Former Workers File Lawsuit Against Scoop NYC

Jacquie Simone Jul 9, 2009

Silent mannequins wore designer jeans and expensive dresses inside the display windows of Scoop NYC’s SoHo location, but the chanting crowd outside the store on July 8 mostly wore t-shirts with workers union and activist logos.

Hours after 15 former workers filed a lawsuit against Scoop NYC, dozens of people gathered outside the high-end fashion boutique’s store at 475 Broadway to protest the chain’s unfair labor practices and discrimination against immigrant employees.

“Even though the owners of Scoop NYC like to think of themselves as trendsetters in the fashion world, their labor practices aren’t only a throwback to the time of the sweatshops, but the era of the plantation,” said Stuart Applebaum, president of the Retail, Wholesale and Department Store Union (RWDSU).

The protest, organized by Retail Action Project (RAP), focused on the complaints of former Scoop NYC stock and security workers regarding unsafe working conditions, unpaid overtime and discriminatory termination. According to former employees, the stockrooms at Scoop NYC were not insulated, which meant that workers were severely cold in the winters and hot in the summers. These basement stockrooms also had loose wires and sewage leaks. Workers were rarely given breaks during their frequent 12-hour days.

The stock and security workers regularly worked 50 to 60 hours a week but did not receive overtime pay for hours worked over 40. The legally mandated overtime rate is 1.5 times the hourly pay, but workers said they were never compensated for overtime work. During their employment, several of the stock and security workers were promoted to manager positions. However, the content of their work did not change significantly with these promotions. They complained the only difference was that, as managers and assistant managers, they were given a salary instead of the hourly wages they had initially been paid.

“They used me,” said former employee and Cameroonian immigrant Georges Epoh. “That was just a name, to say I was a manager.”

On July 8, attorneys at Cary Kane LLP filed a lawsuit against Scoop NYC on behalf of 15 terminated employees for unpaid wages and violations of the Fair Labor Standards Act (FLSA). The attorneys estimated that Scoop NYC owes the 15 workers over $300,000 in unpaid overtime wages and $200,000 in lost earnings since their terminations.

Demonstrators at the protest also accused Scoop NYC of discriminating against immigrant workers by firing them without reason.
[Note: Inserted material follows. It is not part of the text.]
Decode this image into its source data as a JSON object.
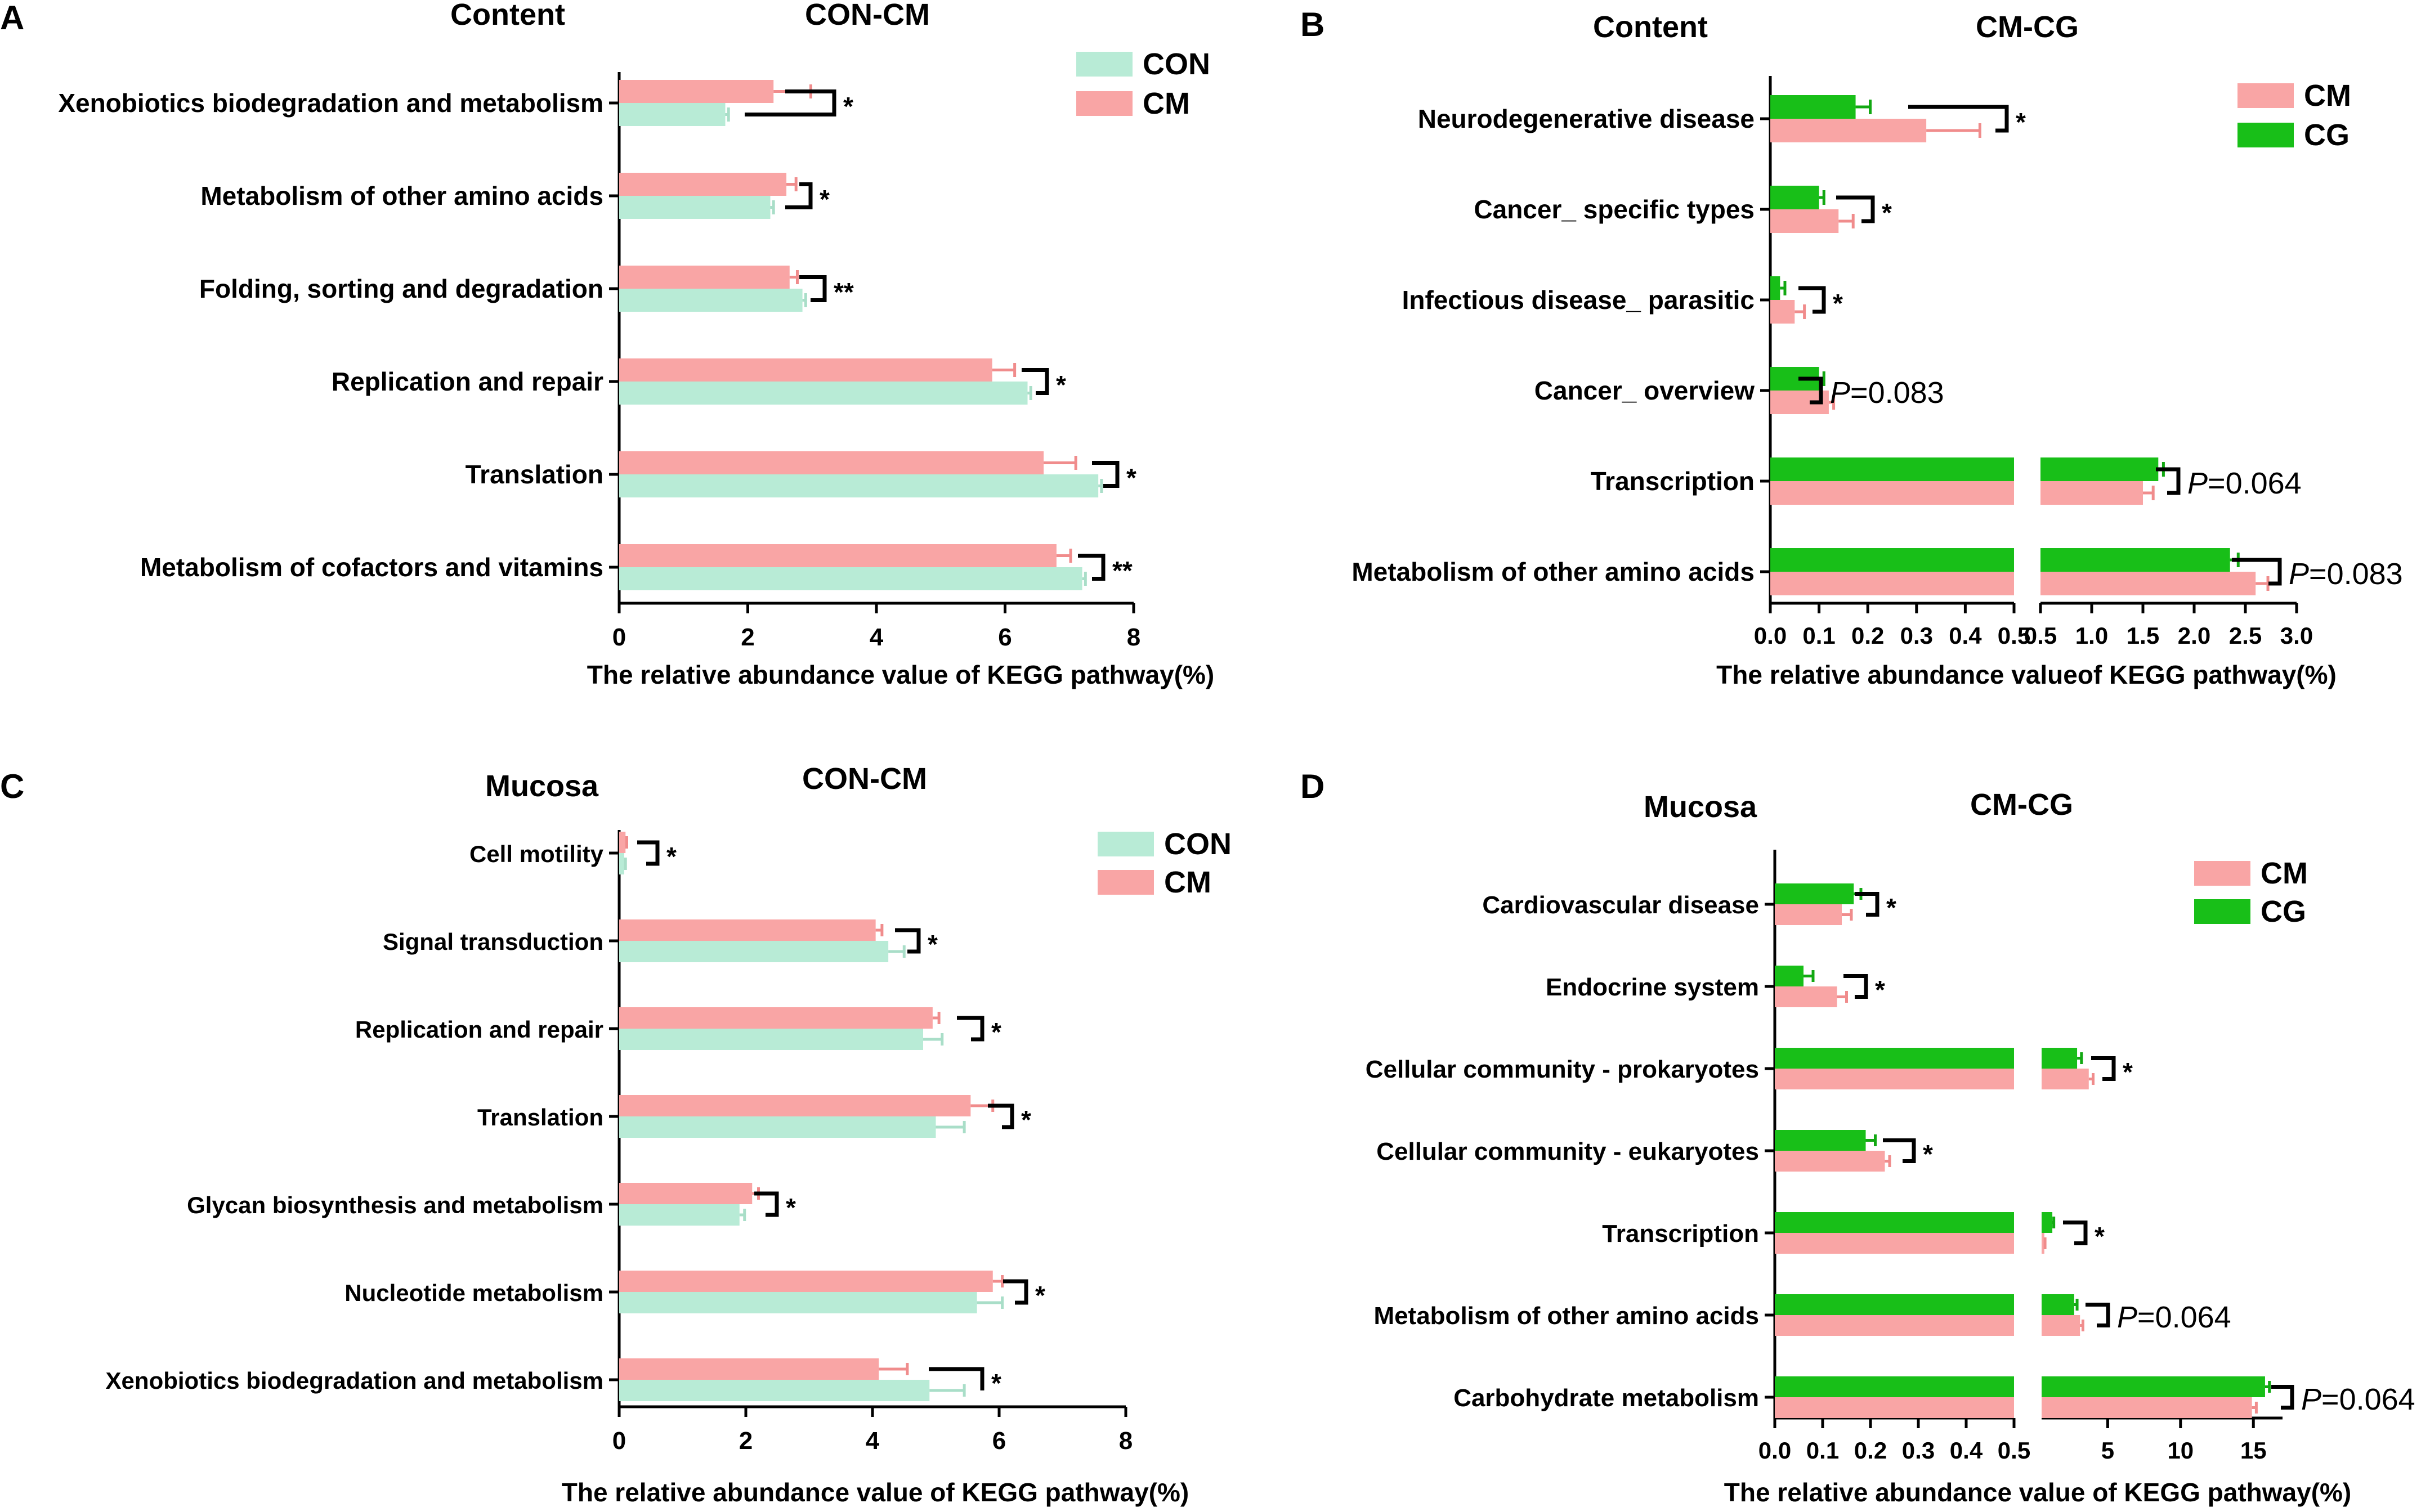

Most of the fired workers are immigrants of African descent who had been employed by the upscale chain for years. According to RAP, Scoop NYC fired seven of these immigrant workers without warning in late 2008, claiming they were undocumented even though they had shown their labor documents upon being hired and presented them upon request.

“They did not care that I had my labor papers — they did not even look at them,” said Romauld Ilboudo, a former Scoop NYC employee from Burkina Faso. “Scoop had a list of names and they were going to fire us no matter what. The company lied to us and discriminated against us.”

Retail Action Project became involved when some of the fired workers asked RAP for assistance in finding new jobs. The former Scoop NYC workers told RAP of the conditions under which they had been working and their unexpected termination. RAP representatives have been working with the former employees and helped them find legal representation.

“These are guys from other countries who want to work just as hard as anyone else here,” said RAP coordinator Peter Montalbano. “They’re really good people, and their spirit inspires me to continue doing this.”

Scoop NYC did not respond to The Indypendent’s request for comment. The first Scoop store was opened in April 1996 in NYC under the “ultimate closet” concept, meaning that customers could buy luxury clothing and accessories in one location. The success of the initial store led to the opening of 10 more locations, five of which are in NYC. The plaintiffs in the lawsuit worked at locations in New York and New Jersey.

Protesters included representatives from several workers unions and community activist groups. Local politicians also addressed the crowd while volunteers scooped free ice cream for demonstrators. Speakers expressed solidarity with the former Scoop NYC employees and urged consumers to boycott the retail store.

“The Lower East Side has been a community for decades that has welcomed people of all nationalities, all immigrant populations, and we are proud of that history,” said Damaris Reyes, Executive Director of Good Old Lower East Side (GOLES). “As such, we embrace these folks and we stand by them in this fight.”

Demonstrators were hopeful that the terminated workers would succeed in their lawsuit, but they also warned that the poor treatment of immigrants is not unique to Scoop NYC.

“What has happened to the Scoop NYC workers is not an issue about retail workers, it’s not an issue about plain old labor hour violations,” RAP coordinator Carrie Gleason said. “What happened to the Scoop NYC workers happened because they were born in another country, because they were immigrants. This is an issue that affects every resident throughout the city.”